Luc Doralus : ce crooner du Konpa roussi

Written by on August 10, 2018

Si le nom de Luc Doralus ne vous dit rien, celui de son groupe, l’orchestre Tropicana d’Haïti ne vous est certainement pas étranger. Déjà, près de deux décennies depuis qu’il assure le devant de la scène. Aujourd’hui, il symbolise cette voix qui identifie l’orchestre. Et ce, que l’on aime Tropicana ou non.

Comme bon nombre de musiciens pratiquant le Konpa, il a fait ses débuts à l’église. Il se passionne pour la musique. Fervent catholique, il commence par faire ses preuves dans la chorale Soleil de la cathédrale Notre Dame du Cap- Haïtien. Ensuite, il a roulé sa bosse dans d’autres groupes de la ville : Big Band Masters ; Fresh Compas de Limonade ; Lakòl d’Haïti ; Gamax, avant d’intégrer la Fusée d’or internationale.

Sa grande aventure avec l’orchestre Tropicana commence par un stage en 2000. Il se rappelle encore ce 23 janvier 2000. « C’était au Tropicana Night Club. L’accueil des “djo kannèl” m’avait surpris », raconte-t-il. Ce 23 janvier représente un déclic dans la vie professionnelle du chanteur qui, sans relâche, travaille pour offrir des prestations de qualité aux mélomanes et fanatiques du doux Tropic, précise-t-il, souriant. Pour Luc Doralus, être chanteur de Tropicana est un héritage trop important et trop lourd.

Il a l’élégance de sa musique. Virile et romantique. Romantique, Luc l’est dans le texte, mais aussi, mais surtout, dans l’attitude et l’imagerie qu’il charrie. Il ne s’agit pas seulement de physique – corps d’athlète, allure rock — plutôt de discours. Volubile, il laisse deviner une réflexion intense, un regard distancié, mais qui se traduit dans l’émotion. Et n’est-ce pas, en somme, ce qu’on demande à un artiste ?
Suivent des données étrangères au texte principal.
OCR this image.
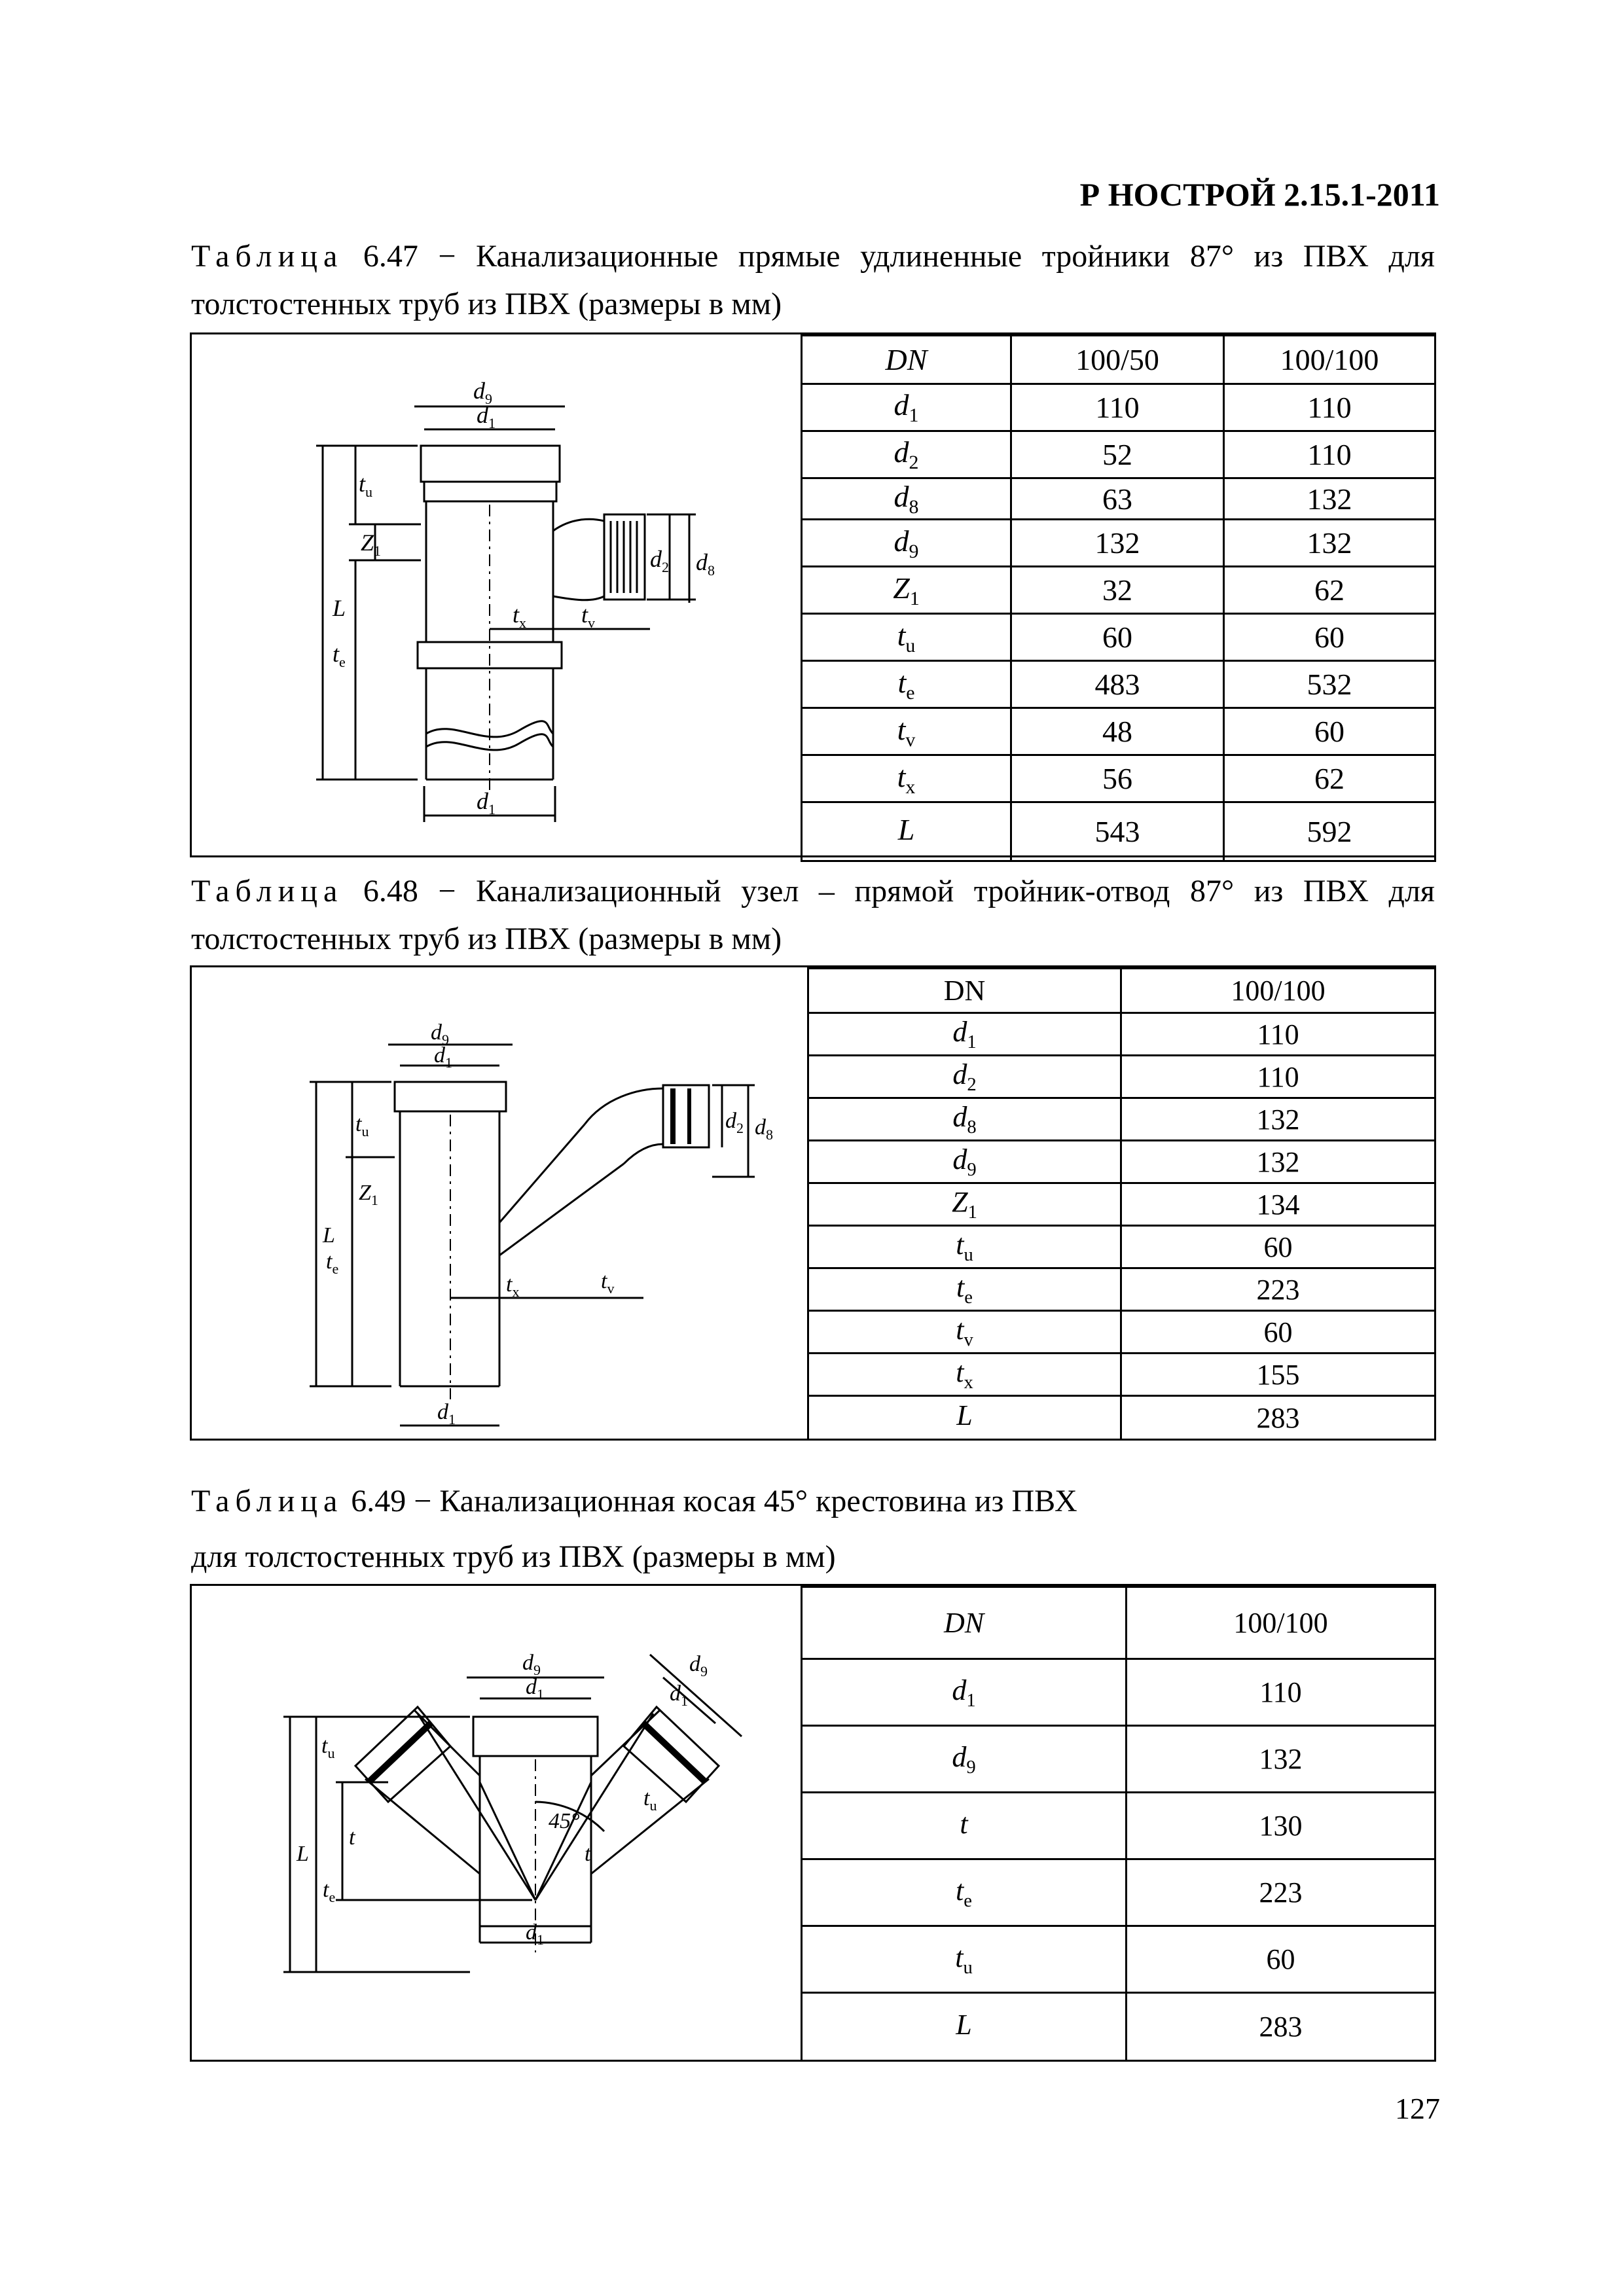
Р НОСТРОЙ 2.15.1-2011
Таблица 6.47 − Канализационные прямые удлиненные тройники 87° из ПВХ для толстостенных труб из ПВХ (размеры в мм)
$d_9$
$d_1$
L
$t_u$
$Z_1$
$t_e$
$t_x$ $t_v$
$d_2$ $d_8$
$d_1$
DN	100/50	100/100
$d_1$	110	110
$d_2$	52	110
$d_8$	63	132
$d_9$	132	132
$Z_1$	32	62
$t_u$	60	60
$t_e$	483	532
$t_v$	48	60
$t_x$	56	62
L	543	592
Таблица 6.48 − Канализационный узел – прямой тройник-отвод 87° из ПВХ для толстостенных труб из ПВХ (размеры в мм)
$d_9$
$d_1$
L
$t_u$
$Z_1$
$t_e$
$t_x$	$t_v$
$d_2$ $d_8$
$d_1$
DN	100/100
$d_1$	110
$d_2$	110
$d_8$	132
$d_9$	132
$Z_1$	134
$t_u$	60
$t_e$	223
$t_v$	60
$t_x$	155
L	283
Таблица 6.49 − Канализационная косая 45° крестовина из ПВХ
для толстостенных труб из ПВХ (размеры в мм)
$d_9$
$d_1$
L
$t_u$
$t_e$
t
45°
$d_9$
$d_1$
$t_u$
t
$d_1$
DN	100/100
$d_1$	110
$d_9$	132
t	130
$t_e$	223
$t_u$	60
L	283
127
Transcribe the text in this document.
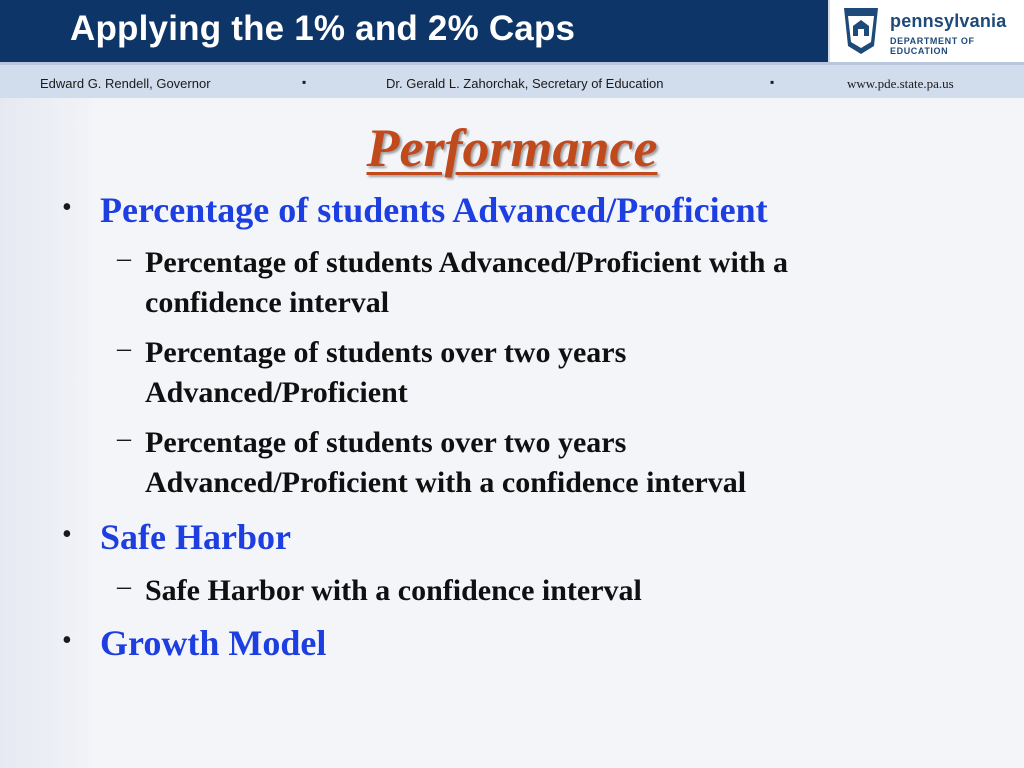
Applying the 1% and 2% Caps	pennsylvania
DEPARTMENT OF EDUCATION
Edward G. Rendell, Governor	▪	Dr. Gerald L. Zahorchak, Secretary of Education	▪	www.pde.state.pa.us
Performance
• Percentage of students Advanced/Proficient
– Percentage of students Advanced/Proficient with a confidence interval
– Percentage of students over two years Advanced/Proficient
– Percentage of students over two years Advanced/Proficient with a confidence interval
• Safe Harbor
– Safe Harbor with a confidence interval
• Growth Model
Entre 2000 et 2018, il a posé sa voix sur près d’une centaine de chansons mis à part les compositions carnavalesques. Chanteur et animateur, deux boulots qu’il prend à coeur que ce soit pendant les soirées dansantes ou sur le char lors des jours gras. « C’est mon job. Je ne le fais pas pour l’argent, mais pour ce que ça représente dans ma vie et ce que traduit le visage des “djo kannèl” ».

Inspiré par ses « maîtres », Giordany Joseph, Parisien Fils-Aimé, Michel Tassy et Zouzoul, le jeune homme se lance dans la composition musicale et dans l’écriture de chansons. Sa longévité avec l’orchestre, pour lui n’est que le respect mutuel, la discipline. Il ne réfléchit jamais à un départ. Tout départ est, pour Luc Doralus, un autre commencement. Les instants de bonheur sont nombreux, signale-t-il. Et, rapidement il se confie. «Grâce à Tropicana, j’ai pu rencontrer mon grand frère qui, pendant vingt années, a laissé la maison familiale». J’ai fait d’énormes progrès tant économiques que sociaux. Il respire, pour déclarer sa fierté d’appartenir à cette institution.

Les gens du nord, Veye priye, Adrienne, Randevou chanpèt, Prans sans nou, Lanmou bèl, Ayiti bèl, Kenbe diyitew, aprann fè zanmi, sont autant de titres pour mieux apprécier le talent de chanteur et de crooner de Luc Doralus. Bientôt les 55 ans de l’orchestre Tropicana. Disons déjà Bon 53e.